Report: State's tax code knotty

D.C. group, UCA recommend fixes

Arkansas' tax code is too costly, too complex and unfair, an economist with the Washington, D.C.-based Tax Foundation said Monday.

The Tax Foundation and the Arkansas Center for Research in Economics at the University of Central Arkansas spent six months interviewing taxpayers in the state with a goal of recommending meaningful changes to the state's tax code.

The researchers met with more than 100 Arkansans, comprised of business owners, government officials, trade associations, in-state academicians and ordinary taxpayers.

The Tax Foundation bills itself as a think tank that publishes research studies on U.S. tax policies.

The economists released a 99-page report Monday that made recommendations on tax changes that Arkansas could make, including changes in individual income taxes, sales taxes and property taxes.

"We heard story after story about complexities in the code, the challenges there are to file a tax return in Arkansas, both for individuals and businesses," said Nicole Kaeding, an economist with the Tax Foundation.

Arkansas' individual income-tax rates are the highest in the region, the report said. Arkansas' highest individual income-tax rate is 6.9 percent, higher than in adjacent states -- 6 percent in Louisiana, Missouri and Tennessee (which taxes only interest and dividend income) and 5 percent in Oklahoma and Mississippi. Texas does not tax individual income.

Arkansas now uses three different rate structures, plus one for low-income individuals, which the report said was "an uncommon approach."

The report suggested repealing the three structures and using one of three options for individual income taxes: A flat tax of 4.95 percent; four rates of 0, 2, 4 and 5 percent; or varying rates of 0, 2, 3, 4, 5 and 6 percent.

The Tax Foundation and UCA also advised reducing several areas of the state's sales tax and property tax.

Other foundations also have had recommendations for the state's tax codes.

Since 1998, the Arkansas Policy Foundation, a Little Rock-based conservative nonprofit organization, has said that Arkansas' capital gains and income-tax rates create a competitive disadvantage for the state's entrepreneurs, households and individuals, said Greg Kaza, an economist and director of the foundation. Since then, the capital gains rate has been reduced by 50 percent, Kaza said.

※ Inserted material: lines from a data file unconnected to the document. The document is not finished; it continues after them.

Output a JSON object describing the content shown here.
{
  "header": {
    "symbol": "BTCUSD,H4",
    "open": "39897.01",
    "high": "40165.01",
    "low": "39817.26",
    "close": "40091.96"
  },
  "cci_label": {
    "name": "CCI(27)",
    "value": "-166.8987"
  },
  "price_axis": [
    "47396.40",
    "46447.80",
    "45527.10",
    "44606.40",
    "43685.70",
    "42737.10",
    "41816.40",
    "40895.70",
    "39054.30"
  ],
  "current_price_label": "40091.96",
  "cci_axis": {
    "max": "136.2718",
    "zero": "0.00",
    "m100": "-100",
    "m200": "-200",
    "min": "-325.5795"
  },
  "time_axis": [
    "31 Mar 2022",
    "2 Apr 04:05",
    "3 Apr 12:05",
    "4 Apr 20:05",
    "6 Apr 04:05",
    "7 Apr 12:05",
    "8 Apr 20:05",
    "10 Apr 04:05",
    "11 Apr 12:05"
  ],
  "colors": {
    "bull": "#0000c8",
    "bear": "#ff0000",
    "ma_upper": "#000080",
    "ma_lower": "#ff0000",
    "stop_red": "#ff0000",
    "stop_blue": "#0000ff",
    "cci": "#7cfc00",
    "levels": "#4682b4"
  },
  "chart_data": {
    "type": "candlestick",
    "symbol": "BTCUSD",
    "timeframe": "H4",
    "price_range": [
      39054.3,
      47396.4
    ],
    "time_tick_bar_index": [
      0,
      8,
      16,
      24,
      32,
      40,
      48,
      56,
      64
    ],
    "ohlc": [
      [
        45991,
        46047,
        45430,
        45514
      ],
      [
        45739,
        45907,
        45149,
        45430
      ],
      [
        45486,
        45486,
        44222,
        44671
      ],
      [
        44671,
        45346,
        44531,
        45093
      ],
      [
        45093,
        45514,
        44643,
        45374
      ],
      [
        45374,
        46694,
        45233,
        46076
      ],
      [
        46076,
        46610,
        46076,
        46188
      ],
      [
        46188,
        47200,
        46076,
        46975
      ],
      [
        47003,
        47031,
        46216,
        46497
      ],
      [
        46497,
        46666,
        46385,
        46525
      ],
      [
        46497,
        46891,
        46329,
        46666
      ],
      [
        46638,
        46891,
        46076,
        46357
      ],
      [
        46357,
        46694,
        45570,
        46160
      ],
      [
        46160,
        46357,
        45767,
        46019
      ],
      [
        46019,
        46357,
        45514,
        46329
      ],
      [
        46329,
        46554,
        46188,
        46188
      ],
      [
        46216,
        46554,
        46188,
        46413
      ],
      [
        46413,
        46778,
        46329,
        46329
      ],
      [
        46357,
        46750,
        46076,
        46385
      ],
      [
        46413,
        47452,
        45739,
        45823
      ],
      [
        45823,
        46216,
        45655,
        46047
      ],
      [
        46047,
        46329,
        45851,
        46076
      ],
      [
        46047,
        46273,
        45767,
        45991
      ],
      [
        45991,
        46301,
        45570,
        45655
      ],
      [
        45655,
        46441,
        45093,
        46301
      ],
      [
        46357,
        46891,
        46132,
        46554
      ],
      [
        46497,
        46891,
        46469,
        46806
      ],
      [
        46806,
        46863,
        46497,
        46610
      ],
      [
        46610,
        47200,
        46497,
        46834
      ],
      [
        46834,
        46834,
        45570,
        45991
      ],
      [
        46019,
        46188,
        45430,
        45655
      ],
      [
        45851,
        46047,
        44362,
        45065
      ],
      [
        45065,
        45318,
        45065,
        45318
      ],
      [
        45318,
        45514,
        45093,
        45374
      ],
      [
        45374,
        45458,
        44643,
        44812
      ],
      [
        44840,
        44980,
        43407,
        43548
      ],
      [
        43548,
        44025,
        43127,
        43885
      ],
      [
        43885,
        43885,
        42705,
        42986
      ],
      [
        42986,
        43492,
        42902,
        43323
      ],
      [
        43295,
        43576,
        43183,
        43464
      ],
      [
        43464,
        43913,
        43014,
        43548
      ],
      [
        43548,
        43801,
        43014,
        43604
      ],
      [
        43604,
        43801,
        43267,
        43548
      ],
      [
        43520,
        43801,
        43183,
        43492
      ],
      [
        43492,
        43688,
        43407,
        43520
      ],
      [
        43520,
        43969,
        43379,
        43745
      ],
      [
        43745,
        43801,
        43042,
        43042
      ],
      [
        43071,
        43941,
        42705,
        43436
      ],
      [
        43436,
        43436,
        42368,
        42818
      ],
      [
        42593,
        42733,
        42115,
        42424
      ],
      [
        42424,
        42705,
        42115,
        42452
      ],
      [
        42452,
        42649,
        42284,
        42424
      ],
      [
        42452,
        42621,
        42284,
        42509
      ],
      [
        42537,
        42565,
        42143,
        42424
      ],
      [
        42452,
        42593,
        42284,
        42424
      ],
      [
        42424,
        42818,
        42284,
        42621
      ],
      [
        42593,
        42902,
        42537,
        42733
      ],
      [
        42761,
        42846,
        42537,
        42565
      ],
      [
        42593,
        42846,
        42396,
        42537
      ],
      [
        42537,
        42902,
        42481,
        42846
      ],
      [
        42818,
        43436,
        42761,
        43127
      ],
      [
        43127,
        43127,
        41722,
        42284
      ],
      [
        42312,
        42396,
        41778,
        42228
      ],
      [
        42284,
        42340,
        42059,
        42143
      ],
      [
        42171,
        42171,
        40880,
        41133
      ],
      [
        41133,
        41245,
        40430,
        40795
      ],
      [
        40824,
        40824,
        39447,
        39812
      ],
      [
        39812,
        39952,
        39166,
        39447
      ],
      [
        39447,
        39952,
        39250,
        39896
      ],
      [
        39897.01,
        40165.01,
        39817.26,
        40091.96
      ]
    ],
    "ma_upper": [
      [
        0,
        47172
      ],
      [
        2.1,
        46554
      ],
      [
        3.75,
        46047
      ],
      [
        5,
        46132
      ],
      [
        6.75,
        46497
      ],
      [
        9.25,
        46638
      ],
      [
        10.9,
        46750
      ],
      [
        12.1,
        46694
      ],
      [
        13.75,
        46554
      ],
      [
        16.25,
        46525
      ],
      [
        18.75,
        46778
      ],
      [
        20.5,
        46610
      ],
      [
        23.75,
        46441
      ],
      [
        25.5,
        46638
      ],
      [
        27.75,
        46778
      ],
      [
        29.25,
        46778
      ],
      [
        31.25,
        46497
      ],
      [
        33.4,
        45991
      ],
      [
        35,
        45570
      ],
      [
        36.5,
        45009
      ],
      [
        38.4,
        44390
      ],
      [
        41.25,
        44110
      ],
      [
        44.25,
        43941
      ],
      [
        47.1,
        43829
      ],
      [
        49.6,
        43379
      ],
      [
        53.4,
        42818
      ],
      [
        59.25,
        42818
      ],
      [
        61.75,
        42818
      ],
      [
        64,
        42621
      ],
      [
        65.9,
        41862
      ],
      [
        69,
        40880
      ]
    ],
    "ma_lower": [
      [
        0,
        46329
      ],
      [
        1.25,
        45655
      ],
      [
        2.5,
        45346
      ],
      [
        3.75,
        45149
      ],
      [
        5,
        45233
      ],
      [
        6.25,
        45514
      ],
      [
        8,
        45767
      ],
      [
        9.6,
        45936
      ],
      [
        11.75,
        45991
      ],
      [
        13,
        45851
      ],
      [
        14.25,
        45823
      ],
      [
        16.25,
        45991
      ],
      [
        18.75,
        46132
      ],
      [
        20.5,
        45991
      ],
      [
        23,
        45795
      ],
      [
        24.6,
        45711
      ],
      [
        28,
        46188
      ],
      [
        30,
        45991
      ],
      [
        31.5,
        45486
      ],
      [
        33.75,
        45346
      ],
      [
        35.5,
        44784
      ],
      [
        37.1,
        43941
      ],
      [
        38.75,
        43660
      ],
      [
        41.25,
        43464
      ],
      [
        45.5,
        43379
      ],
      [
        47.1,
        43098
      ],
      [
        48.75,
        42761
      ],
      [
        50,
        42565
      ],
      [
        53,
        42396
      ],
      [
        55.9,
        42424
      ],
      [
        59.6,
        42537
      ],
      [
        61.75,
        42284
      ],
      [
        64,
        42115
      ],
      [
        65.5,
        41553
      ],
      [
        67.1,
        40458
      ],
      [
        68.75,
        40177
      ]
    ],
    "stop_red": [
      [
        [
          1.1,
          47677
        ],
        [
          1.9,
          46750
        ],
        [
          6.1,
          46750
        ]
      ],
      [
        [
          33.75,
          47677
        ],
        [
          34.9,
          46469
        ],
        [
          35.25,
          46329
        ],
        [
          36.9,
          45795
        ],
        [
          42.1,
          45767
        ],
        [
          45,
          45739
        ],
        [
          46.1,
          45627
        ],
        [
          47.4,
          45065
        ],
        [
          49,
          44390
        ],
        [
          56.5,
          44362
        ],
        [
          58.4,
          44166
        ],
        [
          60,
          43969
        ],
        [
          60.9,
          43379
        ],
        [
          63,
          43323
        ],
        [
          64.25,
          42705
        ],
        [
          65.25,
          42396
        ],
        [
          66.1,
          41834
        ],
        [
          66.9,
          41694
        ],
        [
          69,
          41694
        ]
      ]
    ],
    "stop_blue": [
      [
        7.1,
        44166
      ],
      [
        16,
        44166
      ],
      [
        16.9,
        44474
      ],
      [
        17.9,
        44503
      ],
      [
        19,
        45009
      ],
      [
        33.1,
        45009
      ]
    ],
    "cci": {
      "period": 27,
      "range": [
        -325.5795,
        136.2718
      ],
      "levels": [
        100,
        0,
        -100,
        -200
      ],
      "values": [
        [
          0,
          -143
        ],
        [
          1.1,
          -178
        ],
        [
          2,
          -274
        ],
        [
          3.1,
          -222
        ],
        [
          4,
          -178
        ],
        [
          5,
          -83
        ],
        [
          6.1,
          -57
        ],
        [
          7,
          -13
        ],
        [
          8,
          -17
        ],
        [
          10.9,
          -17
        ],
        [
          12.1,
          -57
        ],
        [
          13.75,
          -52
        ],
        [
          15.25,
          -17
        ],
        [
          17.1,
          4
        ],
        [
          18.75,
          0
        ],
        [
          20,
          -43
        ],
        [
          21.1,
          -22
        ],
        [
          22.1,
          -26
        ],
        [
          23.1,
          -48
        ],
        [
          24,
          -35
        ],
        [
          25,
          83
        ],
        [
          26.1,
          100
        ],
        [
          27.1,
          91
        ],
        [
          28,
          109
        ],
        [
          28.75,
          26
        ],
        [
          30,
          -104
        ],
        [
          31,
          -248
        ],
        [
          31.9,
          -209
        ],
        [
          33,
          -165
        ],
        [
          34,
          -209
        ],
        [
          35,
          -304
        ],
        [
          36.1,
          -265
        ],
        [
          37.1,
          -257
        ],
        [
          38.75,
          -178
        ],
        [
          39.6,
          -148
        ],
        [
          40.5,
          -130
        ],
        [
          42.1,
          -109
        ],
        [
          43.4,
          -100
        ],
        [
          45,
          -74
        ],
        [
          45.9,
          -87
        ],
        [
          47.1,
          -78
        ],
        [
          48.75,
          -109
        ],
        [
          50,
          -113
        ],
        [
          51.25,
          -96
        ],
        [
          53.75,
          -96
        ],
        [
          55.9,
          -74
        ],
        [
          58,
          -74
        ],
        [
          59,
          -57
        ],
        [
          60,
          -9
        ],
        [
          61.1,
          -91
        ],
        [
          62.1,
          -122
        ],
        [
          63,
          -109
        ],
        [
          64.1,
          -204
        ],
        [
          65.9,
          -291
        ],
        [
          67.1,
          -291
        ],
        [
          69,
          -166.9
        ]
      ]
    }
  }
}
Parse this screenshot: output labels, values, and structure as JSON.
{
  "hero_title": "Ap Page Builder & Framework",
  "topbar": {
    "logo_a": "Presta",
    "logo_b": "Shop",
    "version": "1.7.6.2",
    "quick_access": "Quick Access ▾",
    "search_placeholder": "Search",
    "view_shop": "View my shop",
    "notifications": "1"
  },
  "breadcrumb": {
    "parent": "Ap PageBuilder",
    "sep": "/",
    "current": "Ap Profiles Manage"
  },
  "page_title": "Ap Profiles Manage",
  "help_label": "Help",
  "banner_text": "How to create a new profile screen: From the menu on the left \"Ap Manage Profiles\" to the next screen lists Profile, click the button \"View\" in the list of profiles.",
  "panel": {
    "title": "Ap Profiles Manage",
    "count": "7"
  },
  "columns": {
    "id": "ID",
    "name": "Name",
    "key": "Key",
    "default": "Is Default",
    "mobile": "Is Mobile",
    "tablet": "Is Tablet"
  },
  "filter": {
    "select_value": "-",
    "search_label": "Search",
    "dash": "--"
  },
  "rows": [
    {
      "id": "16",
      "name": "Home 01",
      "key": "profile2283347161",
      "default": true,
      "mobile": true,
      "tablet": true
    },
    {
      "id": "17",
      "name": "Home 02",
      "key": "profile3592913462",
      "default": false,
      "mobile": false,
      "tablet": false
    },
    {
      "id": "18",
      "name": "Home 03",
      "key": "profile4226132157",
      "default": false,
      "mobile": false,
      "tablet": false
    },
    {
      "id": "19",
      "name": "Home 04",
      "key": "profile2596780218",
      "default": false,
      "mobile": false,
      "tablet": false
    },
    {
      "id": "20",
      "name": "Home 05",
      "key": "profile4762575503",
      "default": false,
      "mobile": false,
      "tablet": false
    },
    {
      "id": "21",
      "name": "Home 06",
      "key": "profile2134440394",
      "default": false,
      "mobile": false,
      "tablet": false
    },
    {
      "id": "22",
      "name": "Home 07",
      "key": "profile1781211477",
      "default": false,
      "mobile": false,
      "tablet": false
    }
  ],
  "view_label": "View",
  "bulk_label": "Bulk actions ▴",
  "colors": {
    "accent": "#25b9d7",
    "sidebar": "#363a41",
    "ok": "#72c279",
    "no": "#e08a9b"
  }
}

Beginning in 2002, the Arkansas Policy Foundation also pointed out that the grocery tax was regressive and a burden on middle-class and low-income households, Kaza said. The grocery tax has been lowered from 6 percent to 1.5 percent.

The Arkansas Policy Foundation also supports accelerating the reduction of the income tax rate to the regional average, Kaza said.

The state House of Representatives can use the study by the Tax Foundation and UCA during discussions about the tax code, said Speaker of the House Jeremy Gillam, R-Judsonia.

"With the tax reform options that they've given, I think it's going to be able to spur lot of good debate and good discussion within our membership," Gillam said.

Rep. Mark Lowery, R-Maumelle, said there is room for discussion about the state's tax codes.

"Everyone recognizes that Arkansas is a poor state," Lowery said.

Yet the state's individual tax rate is one of the highest in the region, Lowery said.